Re: Return code of 127 is out of bounds - plugin may be miss

Post by mon-team »

Here it is debug with debug with ERROR code 127
Attachments
debug_nagios_G1BS03_mpss-FpaPool4-slot5-oct2_error.txt
debug with ERROR code 127
(15.82 KiB) Downloaded 548 times
mon-team
Posts: 171
Joined: Thu Jun 28, 2012 9:22 am

Re: Return code of 127 is out of bounds - plugin may be miss

Post by mon-team »

ISSUE SOLVED!!!

Or better, we applied a workaround, as I really think it's a nagios bug.

The issue is that nagios currently has a limitation on the maximum number of services that can be configured in a single servicegroup.

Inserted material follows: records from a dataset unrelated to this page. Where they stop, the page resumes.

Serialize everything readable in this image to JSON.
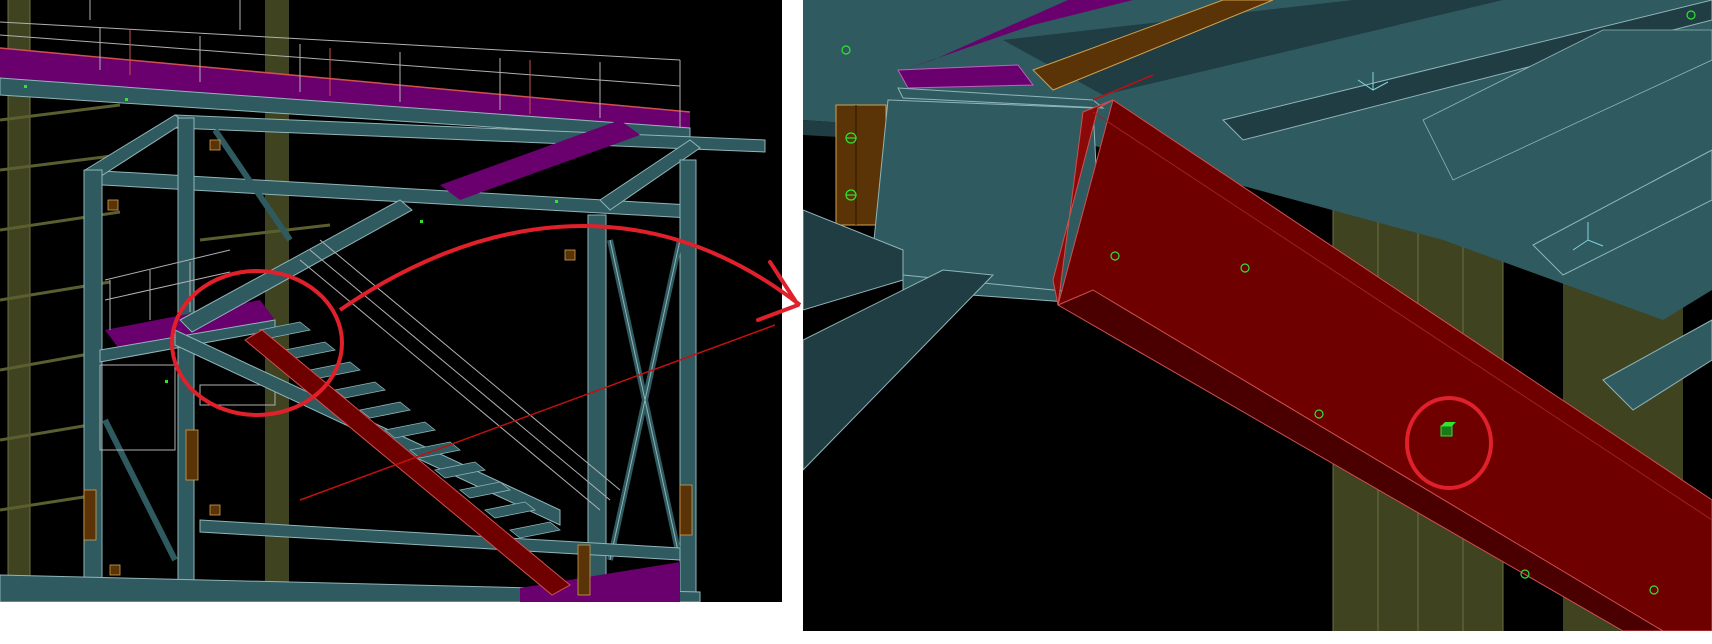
{
  "views": [
    {
      "name": "overview-3d-view",
      "description_hidden": true
    },
    {
      "name": "detail-3d-view",
      "description_hidden": true
    }
  ],
  "colors": {
    "background": "#000000",
    "member_teal": "#2f5a5f",
    "member_teal_dark": "#1f3d42",
    "member_edge": "#8fb5b8",
    "column_olive": "#3f4320",
    "column_olive_light": "#5a5e2e",
    "selected_red": "#6e0000",
    "selected_red_dark": "#4a0000",
    "grating_purple": "#6a006e",
    "plate_brown": "#5a3306",
    "railing_grey": "#b0b0b0",
    "railing_red": "#d05050",
    "bolt_green": "#2ee62e",
    "annotation_red": "#e0202a",
    "axis_cyan": "#7fd6e0"
  },
  "annotations": {
    "zoom_callout_circle": "circle",
    "zoom_arrow": "arrow-right",
    "target_marker_circle": "circle"
  }
}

I am not aware of any such limit from the documentation

I found it already tracked in nagios bug tracker, with ID 0000111.

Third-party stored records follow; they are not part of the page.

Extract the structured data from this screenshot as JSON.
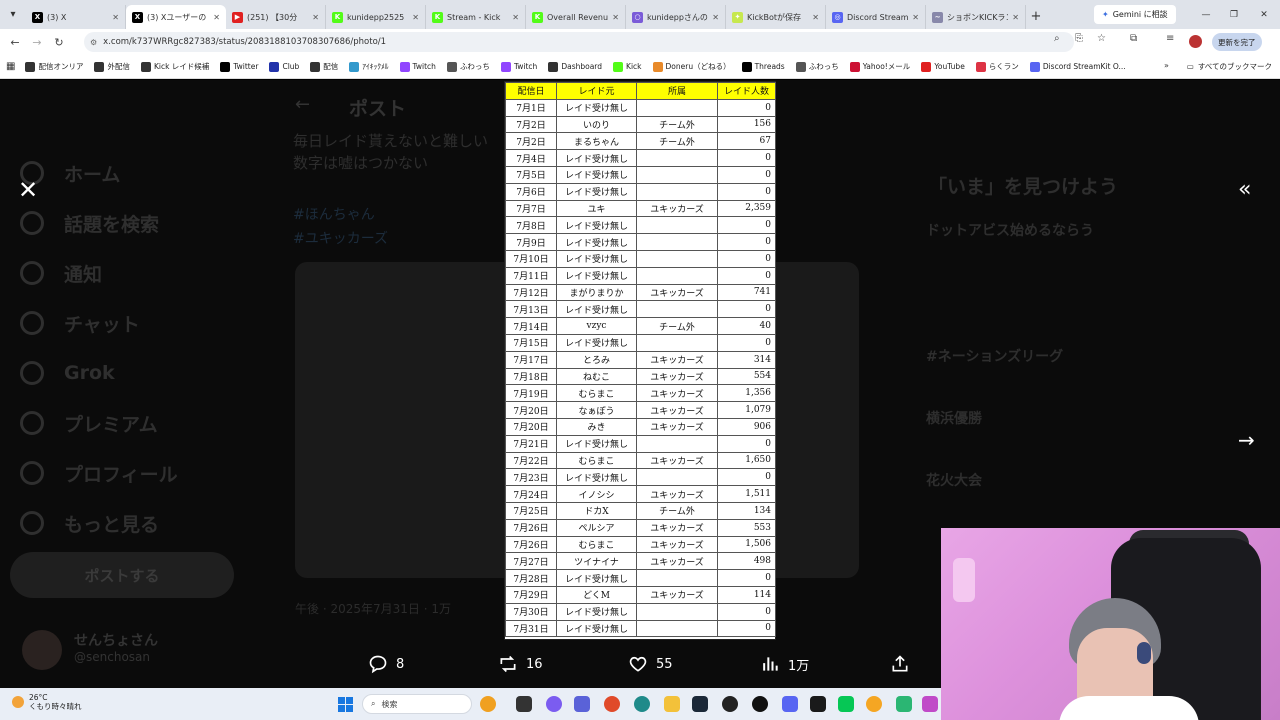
{
  "browser": {
    "tabs": [
      {
        "title": "(3) X",
        "color": "#000000",
        "glyph": "X"
      },
      {
        "title": "(3) Xユーザーの",
        "color": "#000000",
        "glyph": "X",
        "active": true
      },
      {
        "title": "(251) 【30分",
        "color": "#e02020",
        "glyph": "▶"
      },
      {
        "title": "kunidepp2525",
        "color": "#53fc18",
        "glyph": "K"
      },
      {
        "title": "Stream - Kick",
        "color": "#53fc18",
        "glyph": "K"
      },
      {
        "title": "Overall Revenu",
        "color": "#53fc18",
        "glyph": "K"
      },
      {
        "title": "kunideppさんの",
        "color": "#7a5bd8",
        "glyph": "○"
      },
      {
        "title": "KickBotが保存",
        "color": "#c7e84f",
        "glyph": "✦"
      },
      {
        "title": "Discord Stream",
        "color": "#5865f2",
        "glyph": "◎"
      },
      {
        "title": "ショボンKICKラン",
        "color": "#8888aa",
        "glyph": "~"
      }
    ],
    "gemini_label": "Gemini に相談",
    "url": "x.com/k737WRRgc827383/status/2083188103708307686/photo/1",
    "update_label": "更新を完了",
    "bookmarks": [
      {
        "label": "配信オンリア",
        "color": "#333"
      },
      {
        "label": "外配信",
        "color": "#333"
      },
      {
        "label": "Kick レイド候補",
        "color": "#333"
      },
      {
        "label": "Twitter",
        "color": "#000"
      },
      {
        "label": "Club",
        "color": "#2233aa"
      },
      {
        "label": "配信",
        "color": "#333"
      },
      {
        "label": "ｱｲｷｯｸﾒﾙ",
        "color": "#3399cc"
      },
      {
        "label": "Twitch",
        "color": "#9146ff"
      },
      {
        "label": "ふわっち",
        "color": "#555"
      },
      {
        "label": "Twitch",
        "color": "#9146ff"
      },
      {
        "label": "Dashboard",
        "color": "#333"
      },
      {
        "label": "Kick",
        "color": "#53fc18"
      },
      {
        "label": "Doneru（どねる）",
        "color": "#e88a2a"
      },
      {
        "label": "Threads",
        "color": "#000"
      },
      {
        "label": "ふわっち",
        "color": "#555"
      },
      {
        "label": "Yahoo!メール",
        "color": "#cc1133"
      },
      {
        "label": "YouTube",
        "color": "#e02020"
      },
      {
        "label": "らくラン",
        "color": "#dd3344"
      },
      {
        "label": "Discord StreamKit O...",
        "color": "#5865f2"
      }
    ],
    "all_bookmarks_label": "すべてのブックマーク"
  },
  "background": {
    "nav": [
      "ホーム",
      "話題を検索",
      "通知",
      "チャット",
      "Grok",
      "プレミアム",
      "プロフィール",
      "もっと見る"
    ],
    "post_button": "ポストする",
    "user_name": "せんちょさん",
    "user_handle": "@senchosan",
    "page_title": "ポスト",
    "post_text_1": "毎日レイド貰えないと難しい",
    "post_text_2": "数字は嘘はつかない",
    "hashtag_1": "#ほんちゃん",
    "hashtag_2": "#ユキッカーズ",
    "post_meta": "午後 · 2025年7月31日 · 1万",
    "right_heading": "「いま」を見つけよう",
    "right_item_1": "ドットアビス始めるならう",
    "right_item_2": "#ネーションズリーグ",
    "right_item_3": "横浜優勝",
    "right_item_4": "花火大会"
  },
  "sheet": {
    "headers": [
      "配信日",
      "レイド元",
      "所属",
      "レイド人数"
    ],
    "rows": [
      [
        "7月1日",
        "レイド受け無し",
        "",
        "0"
      ],
      [
        "7月2日",
        "いのり",
        "チーム外",
        "156"
      ],
      [
        "7月2日",
        "まるちゃん",
        "チーム外",
        "67"
      ],
      [
        "7月4日",
        "レイド受け無し",
        "",
        "0"
      ],
      [
        "7月5日",
        "レイド受け無し",
        "",
        "0"
      ],
      [
        "7月6日",
        "レイド受け無し",
        "",
        "0"
      ],
      [
        "7月7日",
        "ユキ",
        "ユキッカーズ",
        "2,359"
      ],
      [
        "7月8日",
        "レイド受け無し",
        "",
        "0"
      ],
      [
        "7月9日",
        "レイド受け無し",
        "",
        "0"
      ],
      [
        "7月10日",
        "レイド受け無し",
        "",
        "0"
      ],
      [
        "7月11日",
        "レイド受け無し",
        "",
        "0"
      ],
      [
        "7月12日",
        "まがりまりか",
        "ユキッカーズ",
        "741"
      ],
      [
        "7月13日",
        "レイド受け無し",
        "",
        "0"
      ],
      [
        "7月14日",
        "vzyc",
        "チーム外",
        "40"
      ],
      [
        "7月15日",
        "レイド受け無し",
        "",
        "0"
      ],
      [
        "7月17日",
        "とろみ",
        "ユキッカーズ",
        "314"
      ],
      [
        "7月18日",
        "ねむこ",
        "ユキッカーズ",
        "554"
      ],
      [
        "7月19日",
        "むらまこ",
        "ユキッカーズ",
        "1,356"
      ],
      [
        "7月20日",
        "なぁぽう",
        "ユキッカーズ",
        "1,079"
      ],
      [
        "7月20日",
        "みき",
        "ユキッカーズ",
        "906"
      ],
      [
        "7月21日",
        "レイド受け無し",
        "",
        "0"
      ],
      [
        "7月22日",
        "むらまこ",
        "ユキッカーズ",
        "1,650"
      ],
      [
        "7月23日",
        "レイド受け無し",
        "",
        "0"
      ],
      [
        "7月24日",
        "イノシシ",
        "ユキッカーズ",
        "1,511"
      ],
      [
        "7月25日",
        "ドカX",
        "チーム外",
        "134"
      ],
      [
        "7月26日",
        "ペルシア",
        "ユキッカーズ",
        "553"
      ],
      [
        "7月26日",
        "むらまこ",
        "ユキッカーズ",
        "1,506"
      ],
      [
        "7月27日",
        "ツイナイナ",
        "ユキッカーズ",
        "498"
      ],
      [
        "7月28日",
        "レイド受け無し",
        "",
        "0"
      ],
      [
        "7月29日",
        "どくM",
        "ユキッカーズ",
        "114"
      ],
      [
        "7月30日",
        "レイド受け無し",
        "",
        "0"
      ],
      [
        "7月31日",
        "レイド受け無し",
        "",
        "0"
      ]
    ]
  },
  "actions": {
    "reply_count": "8",
    "repost_count": "16",
    "like_count": "55",
    "view_count": "1万"
  },
  "taskbar": {
    "temperature": "26°C",
    "weather_text": "くもり時々晴れ",
    "search_placeholder": "検索"
  }
}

http://tracker.nagios.org/view.php?id=111#bugnotes

Unfortunately, the resolution is won't fix!

I believe this bug should be fixed, as it's pretty difficult to debug!

It can be easily reproduced.

I cannot tell the exact number of maximum services but should be something between 3600 and 3700 maximum services in the same servicegroup.

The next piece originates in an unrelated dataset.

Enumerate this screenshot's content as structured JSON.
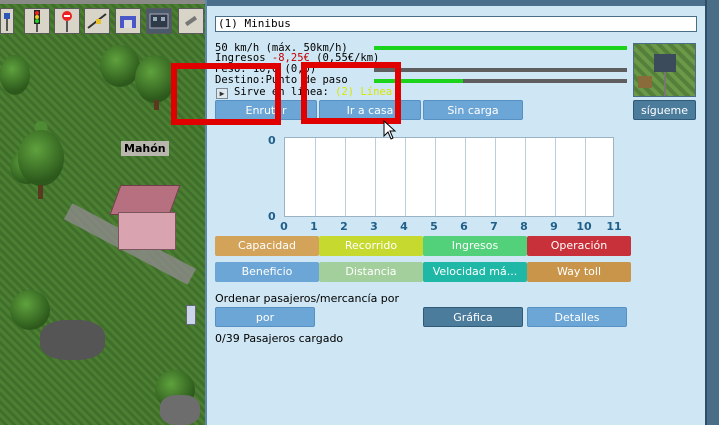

As workaround, we simply created a new servicegroup and configured the new 1200 services in it.

Now everything is working fine.

Thanks to agriffin, for your support.

Alessandro
agriffin
Posts: 876
Joined: Mon May 09, 2011 9:36 am

Re: Return code of 127 is out of bounds - plugin may be miss

Post by agriffin »

Glad you were able to figure it out, and thanks for sharing the solution.
Locked